The more I read about women on the spectrum – and the anecdotal links between EDS and autism – the more it seemed to make sense

Beneath the surface, however, I was exhausted by my inability to feel and behave like others. No one saw the me that would spend 14 hours straight, focused on a project, forgetting to dress. The me that felt an overwhelming terror at the idea of travelling on the tube or getting into a lift. The me that didn’t claim child benefit for any one of my four children simply because the idea of filling in a form was too much. The real me.

Sometimes I would meet someone with autism – usually a young boy – and feel a sense of recognition, but I would swiftly brush the thought away. How could I have issues with communication when words are my trade?

It was a bout of ill health, in 2012 that ultimately led to my diagnosis. I had always had digestive problems, but they became much worse and required surgery.

I was told I have Ehlers Danlos Syndrome (EDS), a rare genetic connective tissue disorder, which affects pretty much every part of my body, causing gastroparesis – where the digestive system simply shuts down – knees that dislocate and autonomic issues, including difficulty in regulating temperature and heart rate.

I reacted with typical lack of emotion, but set about learning everything I could about the condition.

While in hospital for tests I became overly upset over a tuna sandwich and my room being uncomfortably hot. A kind nurse talked me down. She saw me, childlike, sobbing and exposed, and recognised a classic autistic meltdown. Very quietly she said: “Don’t worry, love, we see a lot of people with autism.”

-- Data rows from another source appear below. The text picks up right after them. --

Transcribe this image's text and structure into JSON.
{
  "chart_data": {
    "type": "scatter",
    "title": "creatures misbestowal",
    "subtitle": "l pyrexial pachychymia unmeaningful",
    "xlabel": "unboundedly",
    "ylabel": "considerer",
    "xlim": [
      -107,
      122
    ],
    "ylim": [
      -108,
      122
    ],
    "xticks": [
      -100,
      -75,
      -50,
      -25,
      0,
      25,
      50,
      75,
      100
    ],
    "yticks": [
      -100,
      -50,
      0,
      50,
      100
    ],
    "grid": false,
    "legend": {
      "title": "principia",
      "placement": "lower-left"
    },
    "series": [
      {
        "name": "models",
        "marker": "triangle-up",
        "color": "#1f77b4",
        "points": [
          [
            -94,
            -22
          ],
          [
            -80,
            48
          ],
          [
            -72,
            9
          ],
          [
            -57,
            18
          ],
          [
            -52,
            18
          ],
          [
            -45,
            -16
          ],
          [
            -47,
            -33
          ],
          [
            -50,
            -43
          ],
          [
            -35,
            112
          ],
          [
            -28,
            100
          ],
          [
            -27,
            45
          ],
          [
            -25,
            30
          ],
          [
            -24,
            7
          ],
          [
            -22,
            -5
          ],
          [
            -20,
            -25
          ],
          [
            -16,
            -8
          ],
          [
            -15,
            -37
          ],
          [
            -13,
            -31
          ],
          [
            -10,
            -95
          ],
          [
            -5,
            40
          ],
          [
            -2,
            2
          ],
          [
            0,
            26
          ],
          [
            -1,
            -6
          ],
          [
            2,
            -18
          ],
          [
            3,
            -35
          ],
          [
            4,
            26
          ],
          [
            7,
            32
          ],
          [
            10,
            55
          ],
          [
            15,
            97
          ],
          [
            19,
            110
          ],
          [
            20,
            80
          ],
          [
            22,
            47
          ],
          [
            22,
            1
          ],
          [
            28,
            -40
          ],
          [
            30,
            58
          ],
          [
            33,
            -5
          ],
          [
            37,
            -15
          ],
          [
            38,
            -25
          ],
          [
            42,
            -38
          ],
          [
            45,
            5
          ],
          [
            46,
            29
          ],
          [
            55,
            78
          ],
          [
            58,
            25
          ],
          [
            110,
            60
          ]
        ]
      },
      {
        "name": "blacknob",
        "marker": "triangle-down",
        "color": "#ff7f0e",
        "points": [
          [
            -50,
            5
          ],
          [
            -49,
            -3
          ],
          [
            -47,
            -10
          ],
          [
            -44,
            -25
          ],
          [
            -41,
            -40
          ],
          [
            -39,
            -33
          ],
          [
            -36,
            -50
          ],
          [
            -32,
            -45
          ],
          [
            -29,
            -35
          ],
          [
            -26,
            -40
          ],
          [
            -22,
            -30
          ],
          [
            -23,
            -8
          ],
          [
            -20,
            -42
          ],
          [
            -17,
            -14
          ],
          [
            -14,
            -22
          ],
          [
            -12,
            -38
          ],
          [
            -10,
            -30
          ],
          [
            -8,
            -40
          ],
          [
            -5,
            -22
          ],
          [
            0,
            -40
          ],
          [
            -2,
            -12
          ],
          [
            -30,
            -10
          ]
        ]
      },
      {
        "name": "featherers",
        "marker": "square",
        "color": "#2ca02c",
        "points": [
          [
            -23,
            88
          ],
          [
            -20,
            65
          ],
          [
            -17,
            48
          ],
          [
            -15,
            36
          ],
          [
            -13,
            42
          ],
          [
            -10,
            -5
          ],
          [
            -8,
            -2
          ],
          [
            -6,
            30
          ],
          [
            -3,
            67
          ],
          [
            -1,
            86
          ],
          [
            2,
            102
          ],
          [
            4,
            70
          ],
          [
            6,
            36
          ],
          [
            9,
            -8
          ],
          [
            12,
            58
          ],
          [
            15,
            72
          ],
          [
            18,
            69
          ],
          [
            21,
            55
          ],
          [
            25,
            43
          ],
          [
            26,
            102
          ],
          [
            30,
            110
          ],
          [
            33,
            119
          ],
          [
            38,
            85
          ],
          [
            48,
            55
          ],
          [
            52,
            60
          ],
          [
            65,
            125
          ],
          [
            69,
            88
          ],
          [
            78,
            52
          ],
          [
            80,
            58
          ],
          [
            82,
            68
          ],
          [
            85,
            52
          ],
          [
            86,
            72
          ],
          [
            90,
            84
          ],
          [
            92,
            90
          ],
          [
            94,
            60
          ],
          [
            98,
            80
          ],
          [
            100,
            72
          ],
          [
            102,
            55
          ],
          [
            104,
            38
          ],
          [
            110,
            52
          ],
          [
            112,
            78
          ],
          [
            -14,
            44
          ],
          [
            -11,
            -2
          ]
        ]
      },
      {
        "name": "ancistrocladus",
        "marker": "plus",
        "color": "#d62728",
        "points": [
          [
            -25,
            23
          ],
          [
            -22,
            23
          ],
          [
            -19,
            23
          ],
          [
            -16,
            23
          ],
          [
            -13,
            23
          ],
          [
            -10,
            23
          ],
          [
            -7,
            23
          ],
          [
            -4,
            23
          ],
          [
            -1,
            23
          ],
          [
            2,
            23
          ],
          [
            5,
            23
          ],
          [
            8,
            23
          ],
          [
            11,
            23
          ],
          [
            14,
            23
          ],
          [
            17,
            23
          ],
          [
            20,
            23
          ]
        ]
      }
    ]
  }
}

It wasn’t, then, the life-changing event I thought it would be, but it was OK. Some were surprised, a few initially disbelieving, but most felt it made sense of things

I brushed it off as nonsense, but the more I read about women on the spectrum – and the anecdotal links between EDS and autism – the more it seemed to make sense.

Too often women with autism face an uphill battle to secure a diagnosis. I was lucky. I told my GP about the nurse’s suspicions and she referred me to a consultant psychiatrist, who completely understood females with autism. After a five-hour assessment, she gave me my diagnosis: Autistic Spectrum Disorder: Adult Asperger’s ICD10 Code F84.5. It was as if I were meeting myself for the first time.

I immediately wanted to tell everyone. My husband had always described marriage to me as an ongoing getting-to-know-you exercise, like 20 years on the same first date. Post-diagnosis, he says he truly knows me for the first time.

But my husband advised caution, to spend some time processing the information before spreading it around. I agreed and we went to France for ten days. By a quiet pool, I took myself back to my childhood. To the years of neither having nor wanting friends. To being a teenager, unsure of the unwritten rules. To adult life as a mother. Everything suddenly made sense and I returned home with a light tan and a determination to ‘come out’.

I stumbled over my words, but slowly I told my family, colleagues, clients and the few friends I do have. Telling my boys was an odd experience that went something like this:

Elder: “Cool. Does that mean we can go and count cards in Vegas?”

Younger: “What’s for supper?”

It wasn’t, then, the life-changing event I thought it would be, but it was OK. Some were surprised, a few initially disbelieving, but most felt it made sense of things. My honesty has brought a new level of closeness to some of my relationships, something I never thought I would feel. As far as I know, no one has judged me and I have a sense of wholeness that feels new and exciting.

Autism can run in families so, of course, I looked to my children. Only one also suffers from EDS and has autistic traits. As yet, he doesn’t want a diagnosis and that’s fine. He is legally an adult, so it has to be his choice.

Meanwhile, The National Autistic Society’s Lorna Wing Centre is working on new ways to adapt the diagnostic process to make it more female friendly, so more girls get the diagnosis and support they need.

I hope this happens quickly. My diagnosis and specialist therapy (which my family calls “autism school”) are the best thing that have ever happened to me.

I have finally been given an instruction manual for life.”